A synthesis, therefore, would set the lenses of gender and the market as equally valuable tools in analyzing the way that gender and work shape society. Such a blending would place the market squarely in the midst of an often unrational world, realizing that theories of an unfettered market are only ideals. This new approach would also require that gender analysis not only acknowledges, but also incorporates, an awareness of the omnipresent, integral role that market forces play in shaping society. “Economic man” would no longer be seen as completely gender neutral, rational, or individualistic, but would still maintain a desire to maximize the benefits of the situation. A strong incorporation of gender into cost-benefit analysis would result in a greater understanding of the costs, benefits, and constraints of each opportunity, and provide for more complete marginal analyses.
This approach would reflect the interconnected nature of societal forces, while still using the powerful, analytical tools of supply and demand to quantitatively demonstrate patterns. Effective deductive strategies designed to identify how wages drive the labor market would be augmented by unique inductive insights into the societal patterns behind wage development. The integration of inductive and deductive reasoning, and of empirical and experience-based knowledge would enhance the depth of analysis possible. A clearer understanding of the need for government involvement would be reached as broader definitions of market failure combined with a new appreciation for market solutions.

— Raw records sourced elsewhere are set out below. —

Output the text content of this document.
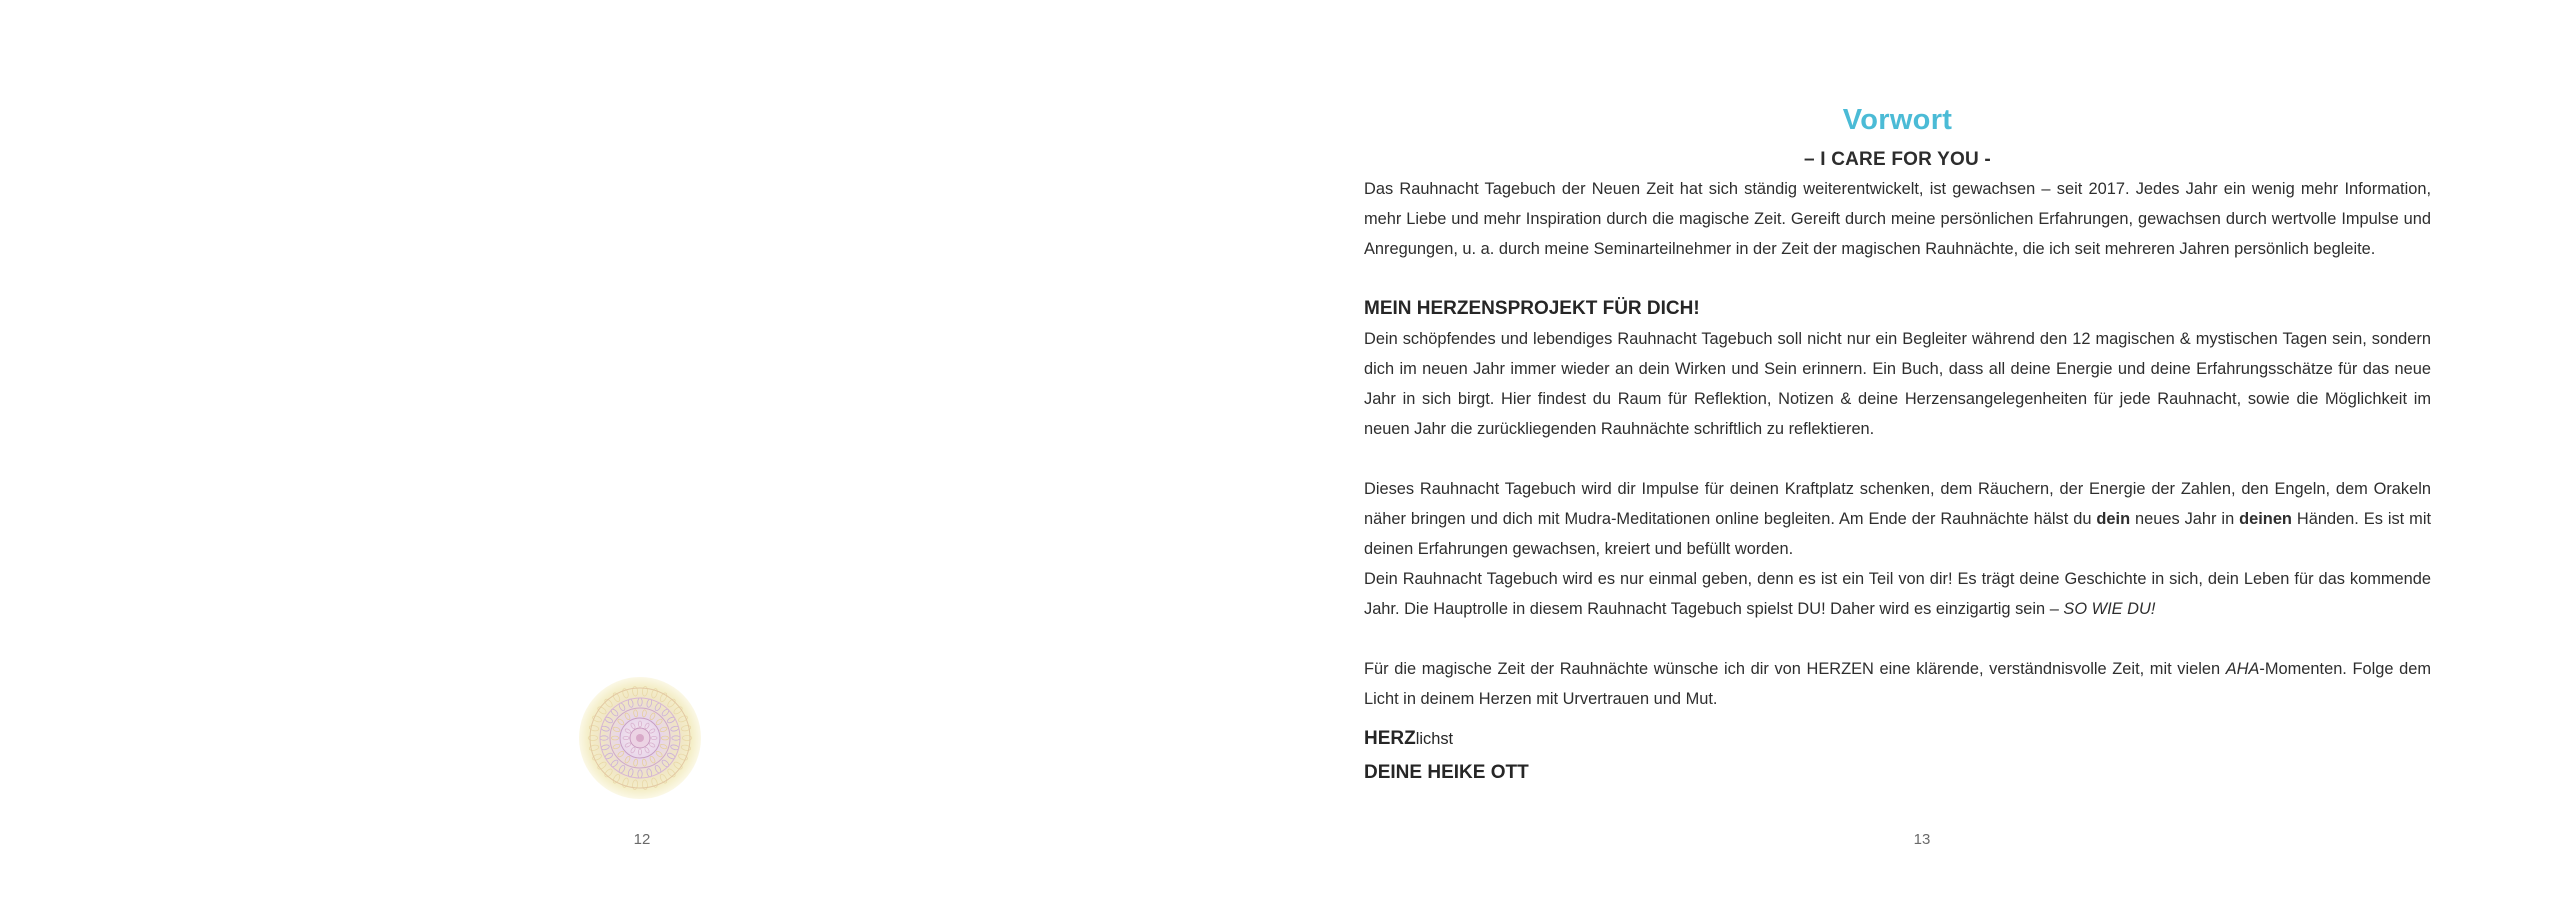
12
Vorwort
– I CARE FOR YOU -

Das Rauhnacht Tagebuch der Neuen Zeit hat sich ständig weiterentwickelt, ist gewachsen – seit 2017. Jedes Jahr ein wenig mehr Information, mehr Liebe und mehr Inspiration durch die magische Zeit. Gereift durch meine persönlichen Erfahrungen, gewachsen durch wertvolle Impulse und Anregungen, u. a. durch meine Seminarteilnehmer in der Zeit der magischen Rauhnächte, die ich seit mehreren Jahren persönlich begleite.

MEIN HERZENSPROJEKT FÜR DICH!

Dein schöpfendes und lebendiges Rauhnacht Tagebuch soll nicht nur ein Begleiter während den 12 magischen & mystischen Tagen sein, sondern dich im neuen Jahr immer wieder an dein Wirken und Sein erinnern. Ein Buch, dass all deine Energie und deine Erfahrungsschätze für das neue Jahr in sich birgt. Hier findest du Raum für Reflektion, Notizen & deine Herzensangelegenheiten für jede Rauhnacht, sowie die Möglichkeit im neuen Jahr die zurückliegenden Rauhnächte schriftlich zu reflektieren.

Dieses Rauhnacht Tagebuch wird dir Impulse für deinen Kraftplatz schenken, dem Räuchern, der Energie der Zahlen, den Engeln, dem Orakeln näher bringen und dich mit Mudra-Meditationen online begleiten. Am Ende der Rauhnächte hälst du dein neues Jahr in deinen Händen. Es ist mit deinen Erfahrungen gewachsen, kreiert und befüllt worden.

Dein Rauhnacht Tagebuch wird es nur einmal geben, denn es ist ein Teil von dir! Es trägt deine Geschichte in sich, dein Leben für das kommende Jahr. Die Hauptrolle in diesem Rauhnacht Tagebuch spielst DU! Daher wird es einzigartig sein – SO WIE DU!

Für die magische Zeit der Rauhnächte wünsche ich dir von HERZEN eine klärende, verständnisvolle Zeit, mit vielen AHA-Momenten. Folge dem Licht in deinem Herzen mit Urvertrauen und Mut.

HERZlichst
DEINE HEIKE OTT
13
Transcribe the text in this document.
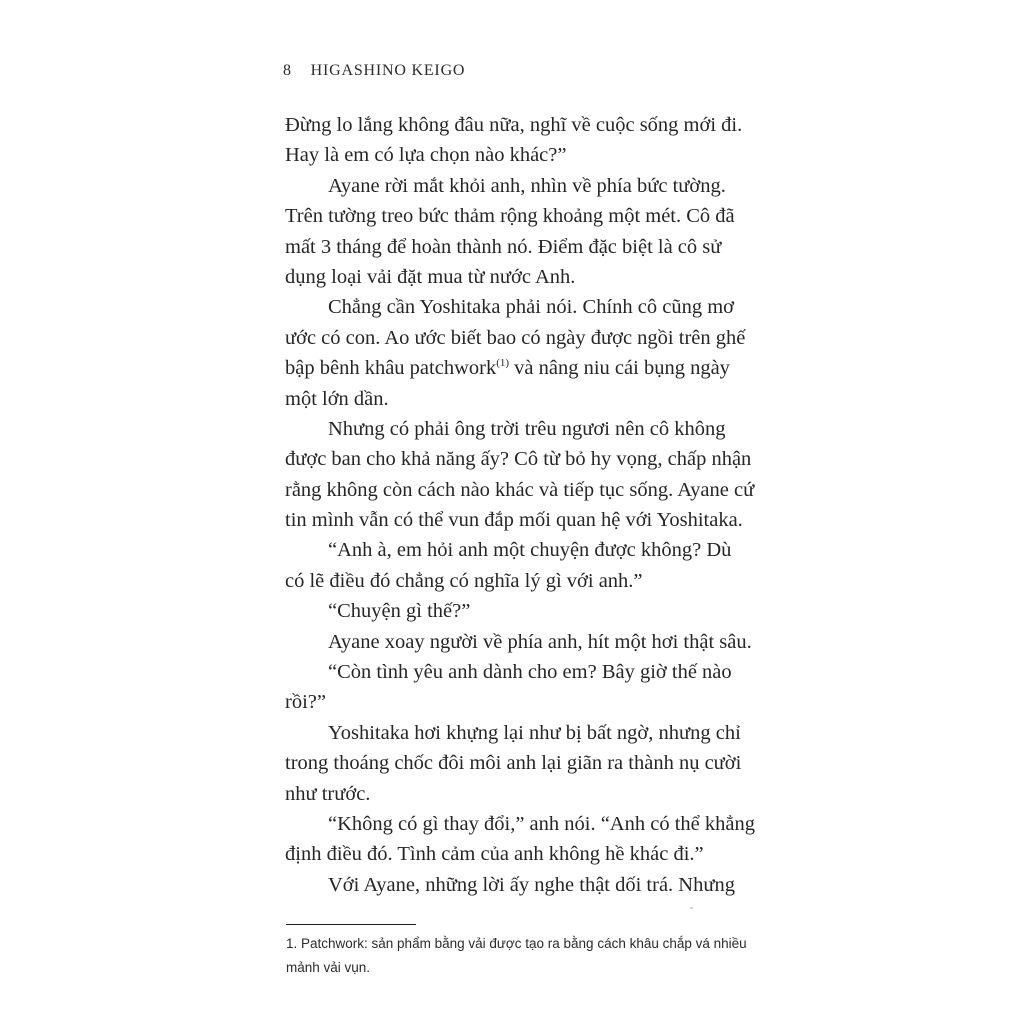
8 HIGASHINO KEIGO
Đừng lo lắng không đâu nữa, nghĩ về cuộc sống mới đi.
Hay là em có lựa chọn nào khác?”
Ayane rời mắt khỏi anh, nhìn về phía bức tường.
Trên tường treo bức thảm rộng khoảng một mét. Cô đã
mất 3 tháng để hoàn thành nó. Điểm đặc biệt là cô sử
dụng loại vải đặt mua từ nước Anh.
Chẳng cần Yoshitaka phải nói. Chính cô cũng mơ
ước có con. Ao ước biết bao có ngày được ngồi trên ghế
bập bênh khâu patchwork$^{(1)}$ và nâng niu cái bụng ngày
một lớn dần.
Nhưng có phải ông trời trêu ngươi nên cô không
được ban cho khả năng ấy? Cô từ bỏ hy vọng, chấp nhận
rằng không còn cách nào khác và tiếp tục sống. Ayane cứ
tin mình vẫn có thể vun đắp mối quan hệ với Yoshitaka.
“Anh à, em hỏi anh một chuyện được không? Dù
có lẽ điều đó chẳng có nghĩa lý gì với anh.”
“Chuyện gì thế?”
Ayane xoay người về phía anh, hít một hơi thật sâu.
“Còn tình yêu anh dành cho em? Bây giờ thế nào
rồi?”
Yoshitaka hơi khựng lại như bị bất ngờ, nhưng chỉ
trong thoáng chốc đôi môi anh lại giãn ra thành nụ cười
như trước.
“Không có gì thay đổi,” anh nói. “Anh có thể khẳng
định điều đó. Tình cảm của anh không hề khác đi.”
Với Ayane, những lời ấy nghe thật dối trá. Nhưng
1. Patchwork: sản phẩm bằng vải được tạo ra bằng cách khâu chắp vá nhiều
mảnh vải vụn.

Although the concepts of gender and the market are heavily entrenched at every level, this does not preclude the ability to influence how these institutions continue to shape society. In order to do this most effectively; however, policy makers need to utilize the most complete understanding of how gender and the market interrelate. This comprehension cannot be reached by setting the economic and feminist approaches in opposition to each other. Instead, the development of a new approach offers the possibility of policy, which can most efficiently and equitably achieve common goals.